Results of today 2023-10-31 (building from source) for setting different values for n_ctx
in file "llamamodel.cpp". According to some people in discord, this allows a higher context window size. I use Windows 10 with 32 GB RAM and models loading with CPU.
My prompt, which in total consisted of 5652 characters, was an instruction to summarize a long text.
original value: 2048
new value: 16384
model that was trained for/with 16K context: Response loads endlessly long. I force closed the programm. 👎
original value: 2048
new value: 32768
model that was trained for/with 32K context: Response loads endlessly long. I force closed programm. 👎
original value: 2048
new value: 8192
model that was trained for/with 16K context: Response loads very long, but eventually finishes loading after a few minutes and gives reasonable output 👍
original value: 2048
new value: 8192
model (Mistral Instruct) that was trained for/with 4096 context: Response loads very long, but eventually finishes loading after a few minutes and gives reasonable output 👍
original value: 2048
new value: 8192
Another model that was presumably trained for/with 4096 context: Response loads endlessly long. I force closed the programm 👎
Here a typical graph from while the model was generating the response. Notice how RAM gets emptied and then filled a little later?

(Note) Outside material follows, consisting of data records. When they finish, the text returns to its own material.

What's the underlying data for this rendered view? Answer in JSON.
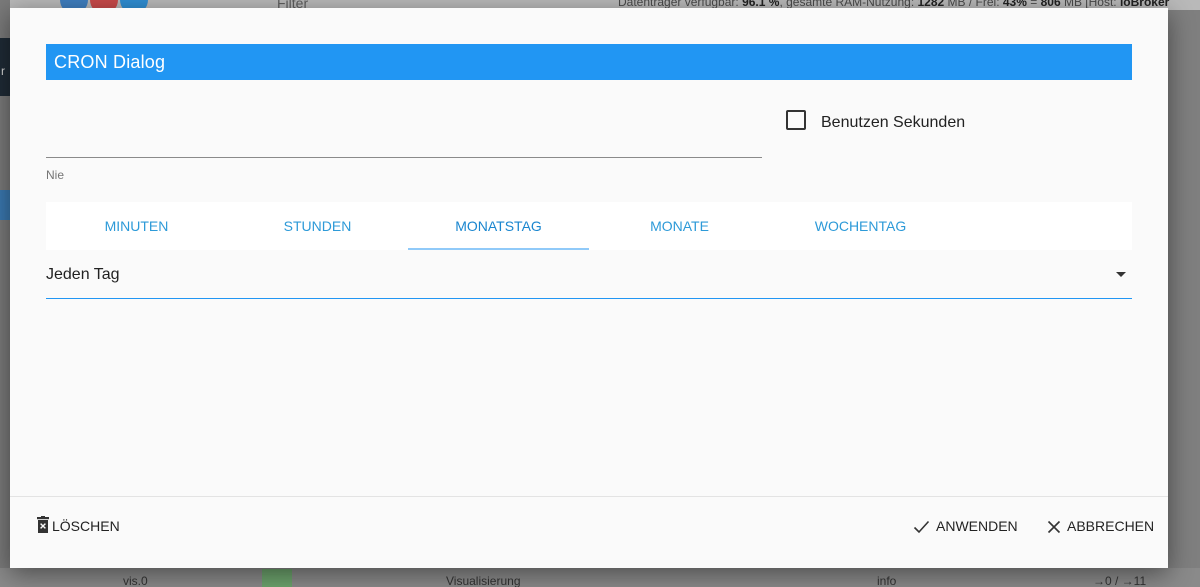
{
  "background": {
    "filter_label": "Filter",
    "status_text_prefix": "Datenträger verfügbar: ",
    "disk_value": "96.1 %",
    "ram_prefix": ", gesamte RAM-Nutzung: ",
    "ram_value": "1282",
    "ram_unit": " MB / Frei: ",
    "free_percent": "43%",
    "free_eq": " = ",
    "free_mb": "806",
    "host_prefix": " MB [Host: ",
    "host_name": "ioBroker",
    "left_mark": "r",
    "bottom_row": {
      "instance": "vis.0",
      "title": "Visualisierung",
      "log_level": "info",
      "counts": "→0 / →11"
    }
  },
  "dialog": {
    "title": "CRON Dialog",
    "cron_value": "",
    "description": "Nie",
    "use_seconds_label": "Benutzen Sekunden",
    "use_seconds_checked": false,
    "tabs": [
      {
        "label": "MINUTEN",
        "active": false
      },
      {
        "label": "STUNDEN",
        "active": false
      },
      {
        "label": "MONATSTAG",
        "active": true
      },
      {
        "label": "MONATE",
        "active": false
      },
      {
        "label": "WOCHENTAG",
        "active": false
      }
    ],
    "day_select_value": "Jeden Tag",
    "buttons": {
      "delete": "LÖSCHEN",
      "apply": "ANWENDEN",
      "cancel": "ABBRECHEN"
    },
    "accent_color": "#2196f3"
  }
}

I am still experimenting, but I believe so far, success depends on
- the model you use.
- values for n_ctx
- one or multiple other factors, because clearly something gets stuck or is very inefficient.

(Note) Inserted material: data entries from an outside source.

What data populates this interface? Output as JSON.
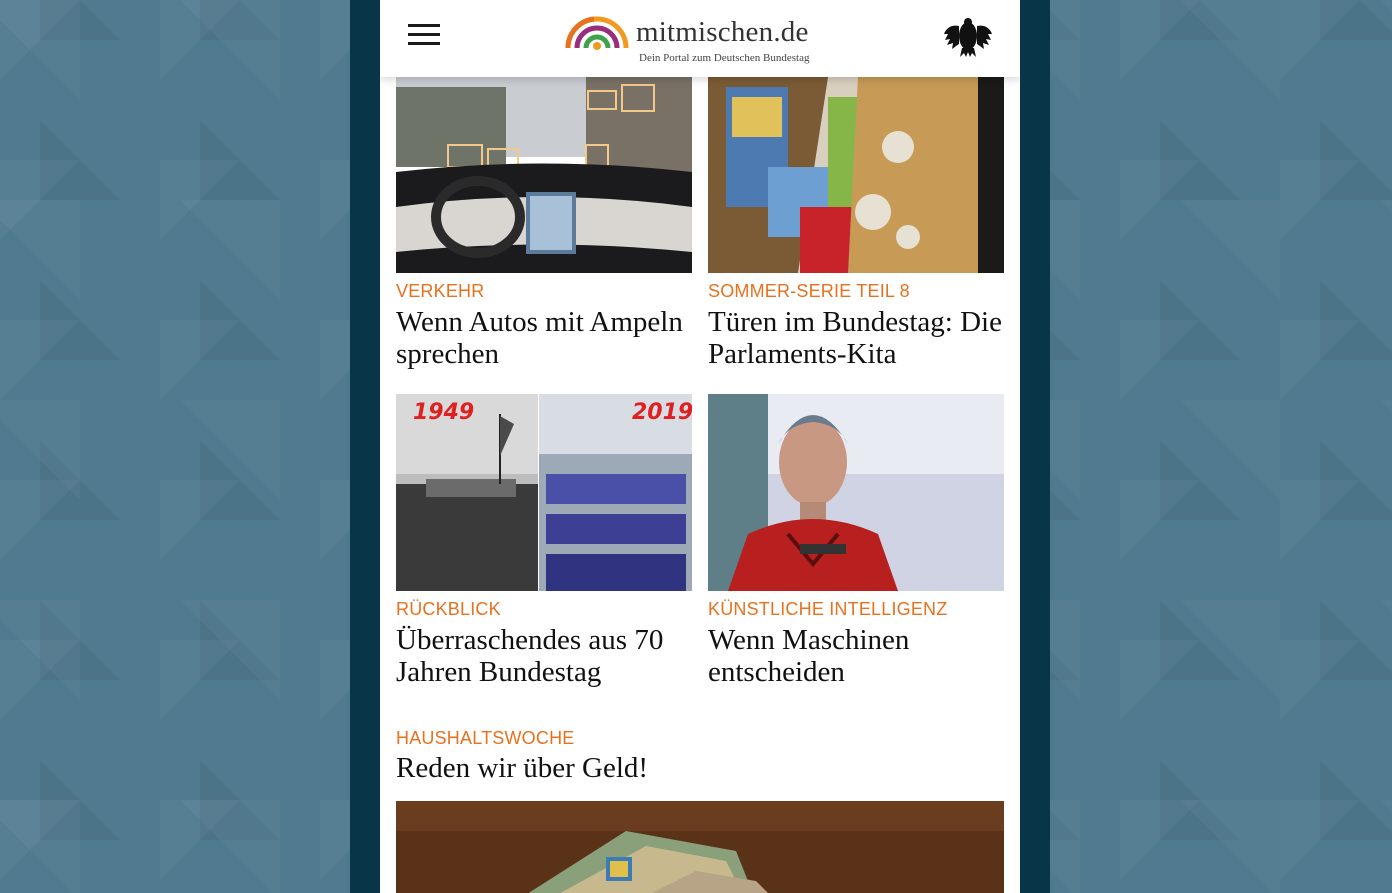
{
  "header": {
    "logo_text": "mitmischen.de",
    "logo_subtitle": "Dein Portal zum Deutschen Bundestag",
    "menu_icon": "hamburger-menu-icon",
    "emblem_icon": "bundestag-eagle-icon"
  },
  "colors": {
    "kicker": "#e8711e",
    "headline": "#111111",
    "frame": "#083648",
    "background": "#4f7a8f"
  },
  "articles": [
    {
      "kicker": "VERKEHR",
      "headline": "Wenn Autos mit Ampeln sprechen"
    },
    {
      "kicker": "SOMMER-SERIE TEIL 8",
      "headline": "Türen im Bundestag: Die Parlaments-Kita"
    },
    {
      "kicker": "RÜCKBLICK",
      "headline": "Überraschendes aus 70 Jahren Bundestag",
      "image_labels": [
        "1949",
        "2019"
      ]
    },
    {
      "kicker": "KÜNSTLICHE INTELLIGENZ",
      "headline": "Wenn Maschinen entscheiden"
    },
    {
      "kicker": "HAUSHALTSWOCHE",
      "headline": "Reden wir über Geld!"
    }
  ]
}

I would not recommend setting n_ctx to higher values and releasing this new version of gpt4all to the public without extensive testing.
Edit: I have opted to set context size to 4096 by default, because most models I use are designed for that. E.g. the mistral models mostly need 4096 and then use advanced techniques to extend that via sliding window or rope scaling, which I get the feeling works without having to set n_ctx, but I have not done extensive testing on that. If somebody does, might be nice if you could post your finding here.
Seems like this issue will be fixed by #1668
Seems like this issue will be fixed by #1668
The OP refers to GPT-J which is the only model that will not be fixed by #1749.